A reconstituição irá resultar em um laudo, onde o perito irá analisar as versões relatadas, verificando quais são factíveis, levando em conta elementos técnicos da análise pericial. Neste documento, são respondidos quesitos técnicos que podem ter sido formulados pela defesa e pela acusação.
Não há prazo para que o laudo seja finalizado. Doze pessoas participaram da reconstituição, que é considerada extensa para os padrões do IGP.
— Como é um trabalho muito extenso, detalhado, muitos participantes, 12 ao todo, não temos como precisar quanto tempo vai levar — complementou a perita.
A reconstituição foi solicitada pela defesa do segurança Giovani Gaspar da Silva, que está preso. O advogado do réu, David Leal, se manifestou por meio de nota:
"Conseguimos verificar que foram disponibilizadas seletivamente algumas imagens das câmeras do mercado. Havia outras que poderiam ter sido acessadas, mas a polícia não o fez. Fizeram mal um trabalho que não era das suas atribuições. Enquanto a polícia extrapolar os limites das suas funções, haverá ilegalidades e quebra da cadeia de custódia, o que é proibido expressamente por lei. Em diversos momentos da RSF tivemos ilegalidades que serão denunciadas. Isso também sustentamos em relação a outros meios de prova. A participação da defesa torna o procedimentos mais democrático. Como pontos importantes foram deixados de lado, instauramos uma investigação defensiva, nos termos da resolução 188, do conselho federal da OAB. Há cerceamento de defesa que será comunicado ao juízo. Foi de absoluta importância a realização desse meio de prova e estamos satisfeitos, pois onde não houve esclarecimento, encontramos certa tentativa de escamotear os fatos."
As noites de trabalho
Na terça-feira (10), no primeiro dia de reconstituição, foi a vez das testemunhas relatarem suas versões. Nesta quinta-feira (12), os réus deram seus depoimentos por cerca de quatro horas no Palácio da Polícia, em oitivas que se iniciaram às 18h. Mais tarde, foram levados até o hipermercado acompanhados de seus advogados, onde ficaram mantidos em ambientes diferentes no interior do estabelecimento.

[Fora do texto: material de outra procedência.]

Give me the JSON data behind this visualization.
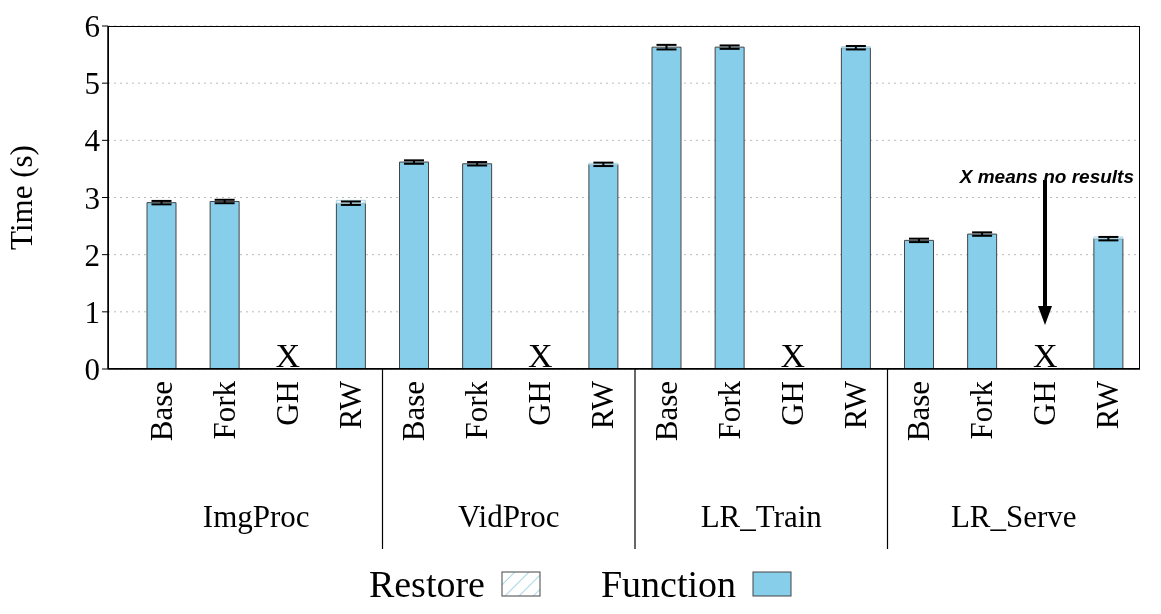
{
  "chart_data": {
    "type": "bar",
    "stacked": true,
    "ylabel": "Time (s)",
    "categories": [
      "Base",
      "Fork",
      "GH",
      "RW",
      "Base",
      "Fork",
      "GH",
      "RW",
      "Base",
      "Fork",
      "GH",
      "RW",
      "Base",
      "Fork",
      "GH",
      "RW"
    ],
    "series": [
      {
        "name": "Function",
        "color": "#87ceeb",
        "values": [
          2.91,
          2.93,
          null,
          2.9,
          3.62,
          3.59,
          null,
          3.58,
          5.63,
          5.63,
          null,
          5.62,
          2.25,
          2.36,
          null,
          2.28
        ],
        "errors": [
          0.03,
          0.03,
          null,
          0.03,
          0.03,
          0.03,
          null,
          0.03,
          0.04,
          0.03,
          null,
          0.03,
          0.03,
          0.03,
          null,
          0.03
        ]
      },
      {
        "name": "Restore",
        "color": "#add8e6",
        "values": [
          0,
          0,
          null,
          0.05,
          0,
          0,
          null,
          0.02,
          0,
          0,
          null,
          0.02,
          0,
          0,
          null,
          0.03
        ]
      }
    ],
    "ylim": [
      0,
      6
    ],
    "yticks": [
      0,
      1,
      2,
      3,
      4,
      5,
      6
    ],
    "grid": "y",
    "legend": "bottom",
    "annotations": [
      "ImgProc",
      "VidProc",
      "LR_Train",
      "LR_Serve",
      "X",
      "X",
      "X",
      "X",
      "X means no results"
    ]
  }
}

Com policiamento reforçado na região, o trabalho da Polícia Civil e do IGP começou por volta das 23h30min no local. Dos seis indiciados pelo crime, quatro participaram da reconstituição. Dois estão detidos, um está em prisão domiciliar e os demais respondem em liberdade.
O segurança Magno Braz Borges, que está preso, optou por não participar, assim como a fiscal da loja Adriana Alves Dutra, que está em prisão domiciliar. Ela chegou a participar da primeira etapa, prestando depoimento no Palácio da Polícia, mas decidiu não reviver a cena do crime.

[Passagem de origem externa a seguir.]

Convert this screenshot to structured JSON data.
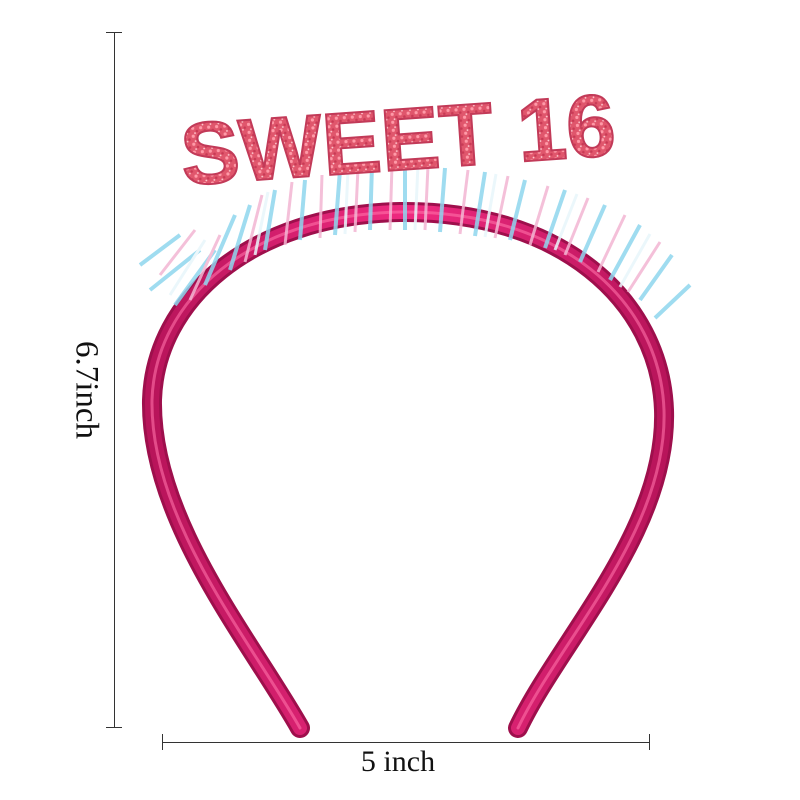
{
  "product": {
    "lettering": "SWEET 16",
    "colors": {
      "band": "#e91e73",
      "band_dark": "#b8145a",
      "glitter": "#e86a7a",
      "glitter_light": "#ff9aa8",
      "tinsel_blue": "#8fd6ee",
      "tinsel_pink": "#f3b6d3",
      "tinsel_white": "#e8f6fb"
    }
  },
  "dimensions": {
    "height_label": "6.7inch",
    "width_label": "5 inch",
    "line_color": "#333333"
  }
}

Além deles, respondem pelo assassinato de Freitas os funcionários do Carrefour Rafael Rezende e Kleiton Silva Santos, o segurança Paulo Francisco da Silva e Giovani Gaspar da Silva.

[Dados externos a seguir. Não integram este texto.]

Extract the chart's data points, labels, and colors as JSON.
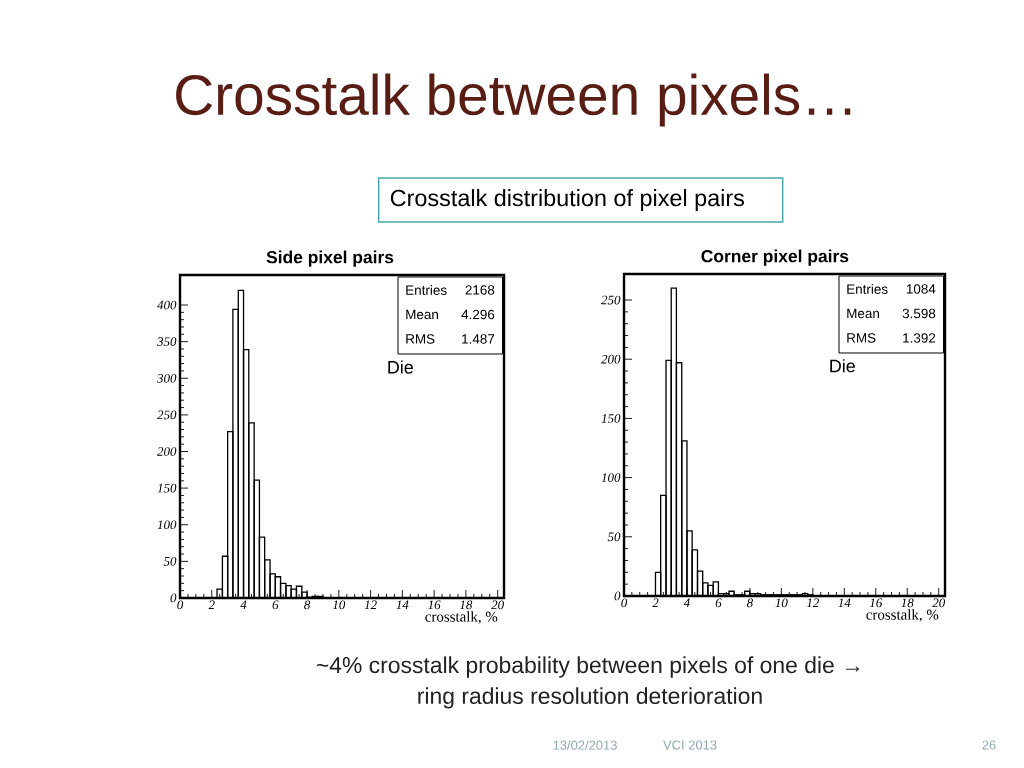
{
  "chart_data": [
    {
      "type": "other",
      "title": "Crosstalk between pixels…",
      "subtitle": "Crosstalk distribution of pixel pairs"
    },
    {
      "type": "histogram",
      "title": "Side pixel pairs",
      "xlabel": "crosstalk, %",
      "bins": [
        2.33,
        2.67,
        3,
        3.33,
        3.67,
        4,
        4.33,
        4.67,
        5,
        5.33,
        5.67,
        6,
        6.33,
        6.67,
        7,
        7.33,
        7.67,
        8,
        8.33,
        8.67,
        9
      ],
      "values": [
        12,
        57,
        227,
        394,
        420,
        339,
        239,
        161,
        83,
        52,
        33,
        29,
        20,
        17,
        12,
        16,
        8,
        1,
        2,
        2
      ],
      "color": "#000000",
      "xlim": [
        0,
        20.4
      ],
      "ylim": [
        0,
        441
      ],
      "xticks": [
        0,
        2,
        4,
        6,
        8,
        10,
        12,
        14,
        16,
        18,
        20
      ],
      "yticks": [
        0,
        50,
        100,
        150,
        200,
        250,
        300,
        350,
        400
      ],
      "annotations": [
        "Entries",
        "2168",
        "Mean",
        "4.296",
        "RMS",
        "1.487",
        "Die"
      ]
    },
    {
      "type": "histogram",
      "title": "Corner pixel pairs",
      "xlabel": "crosstalk, %",
      "bins": [
        2,
        2.33,
        2.67,
        3,
        3.33,
        3.67,
        4,
        4.33,
        4.67,
        5,
        5.33,
        5.67,
        6,
        6.33,
        6.67,
        7,
        7.33,
        7.67,
        8,
        8.33,
        8.67,
        9,
        9.33,
        9.67,
        10,
        10.33,
        10.67,
        11,
        11.33,
        11.67,
        12
      ],
      "values": [
        20,
        85,
        199,
        260,
        197,
        131,
        55,
        39,
        21,
        11,
        9,
        12,
        2,
        2,
        4,
        1,
        1,
        4,
        2,
        2,
        1,
        1,
        1,
        1,
        1,
        1,
        1,
        1,
        2,
        1
      ],
      "color": "#000000",
      "xlim": [
        0,
        20.4
      ],
      "ylim": [
        0,
        272
      ],
      "xticks": [
        0,
        2,
        4,
        6,
        8,
        10,
        12,
        14,
        16,
        18,
        20
      ],
      "yticks": [
        0,
        50,
        100,
        150,
        200,
        250
      ],
      "annotations": [
        "Entries",
        "1084",
        "Mean",
        "3.598",
        "RMS",
        "1.392",
        "Die"
      ]
    },
    {
      "type": "other",
      "annotations": [
        "~4% crosstalk probability between pixels of one die → ring radius resolution deterioration",
        "13/02/2013",
        "VCI 2013",
        "26"
      ]
    }
  ]
}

À frente do processo criminal da morte de João Alberto, a juíza Lourdes Helena Pacheco da Silva, da 2ª Vara do Júri da Capital, marcou a primeira audiência da ação para o próximo dia 18.
Em nota, o Carrefour informou que não faz parte deste processo criminal, mas que "está dando o apoio necessário para que as autoridades policiais realizem a reconstituição".
Confira a nota do Carrefour na íntegra:
"O Grupo Carrefour Brasil está dando todo o apoio necessário para que as autoridades policiais realizem a reconstituição. A empresa não faz parte deste processo criminal, que visa investigar individualmente os envolvidos na ação. O Grupo Carrefour Brasil segue comprometido com a luta antirracista que se materializa no maior investimento privado já feito para redução da desigualdade racial no Brasil. São valores que superam R$ 115 milhões e serão majoritariamente investidos em educação e geração de renda para a população negra."